My own recovery took a back seat and days later I found out that doctors couldn’t find me on my ward for postnatal care as I was spending every possible moment by my daughters side in intensive care. I got chatting with the porters who wheeled me there and back multiple times a day and found comfort in the fact that we could at some point be staying in the same ward, when she was well enough. 

Once we were finally together in transitional care, she went from strength to strength, and after a minor setback we were discharged. After a rollercoaster of a week, we could finally go home and all be together. It was both surreal and anxiety inducing at the same time, but as we left the hospital into the warm spring sunshine, I was beyond happy that this was our story as it meant that she was safely here.

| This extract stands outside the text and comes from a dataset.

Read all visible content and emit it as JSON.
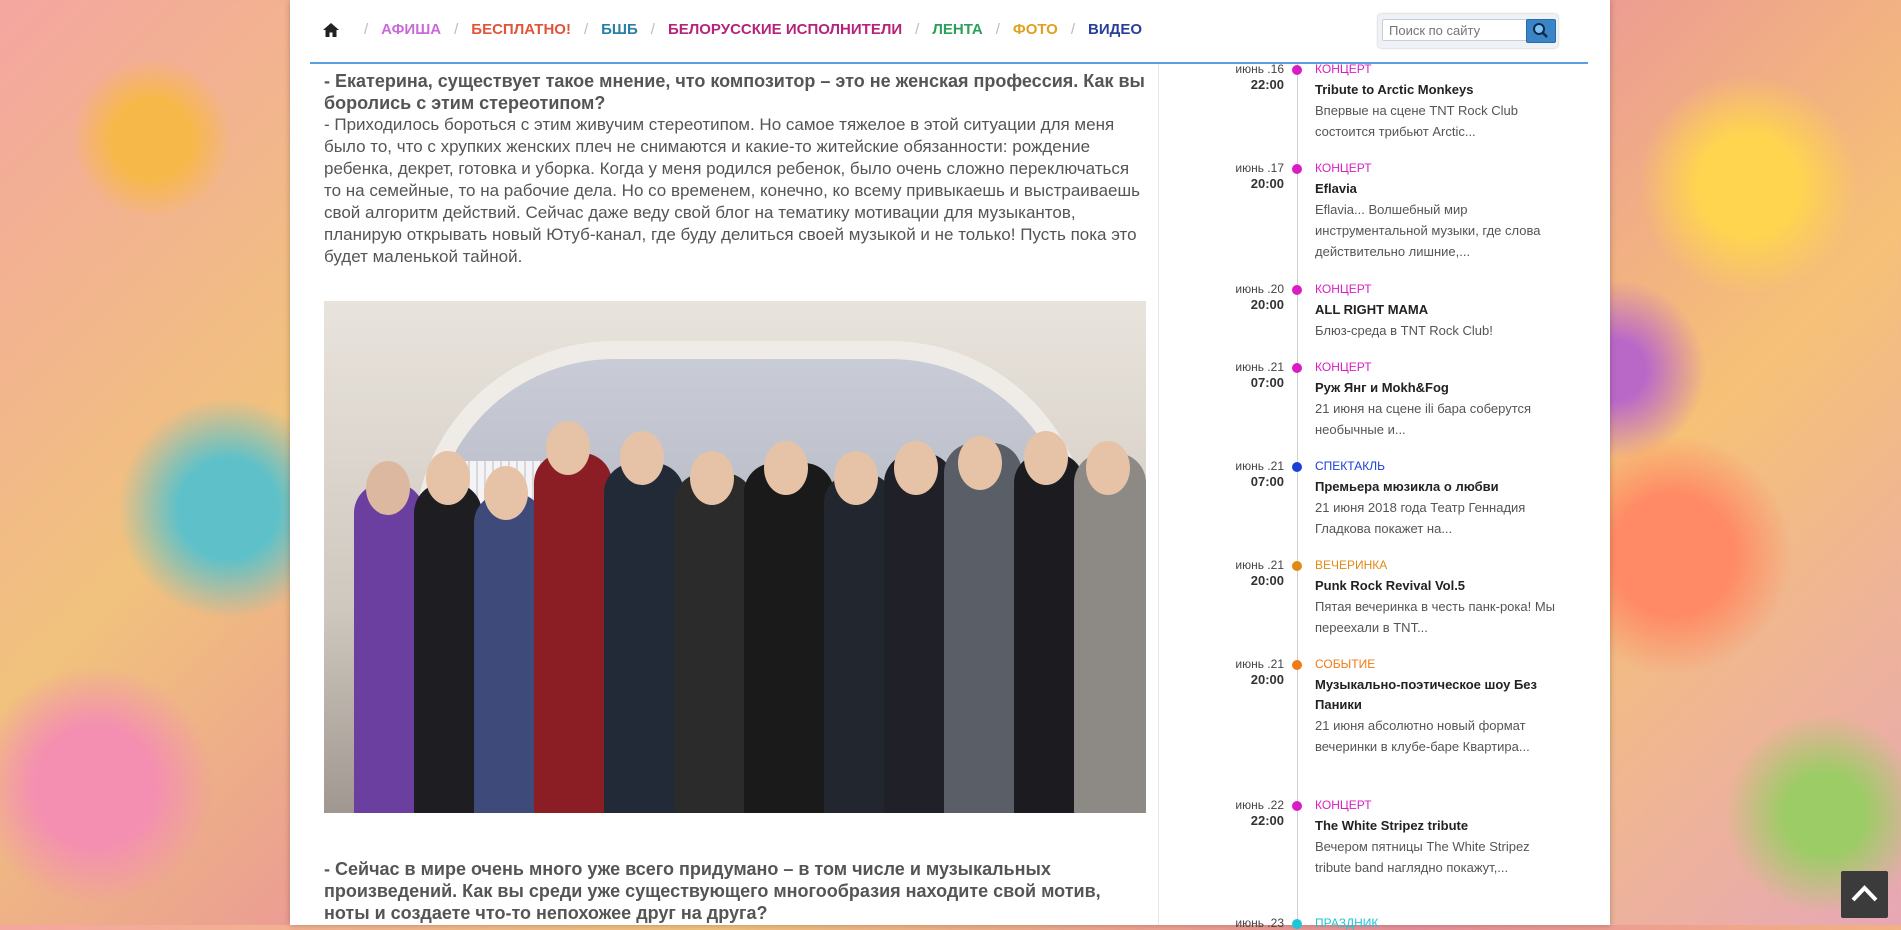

We are so grateful to the hospital and medical staff who are probably overworked, understaffed and underpaid, across maternity, NICU and transitional care. I hope that no one reading this has to go through an intensive care experience, but if you do I would recommend the charity Bliss (https://www.bliss.org.uk) who have information on what to expect when your baby is in NICU, what your rights are and what all the acronyms mean. Leaflets on their website with comments from other parents help you feel less alone and to see light at the end of the tunnel.

The whole process is traumatising and there isn’t much aftercare in place to handle the mental health aspects of having an infant in NICU.

I would recommend seeking help for you or your partner if you are struggling afterwards, from your midwife, health visitor or GP.

Remember that you are not alone - 1 out of every 7 babies born in the UK currently need to spend time in a neonatal unit, of which 62% are born at full term.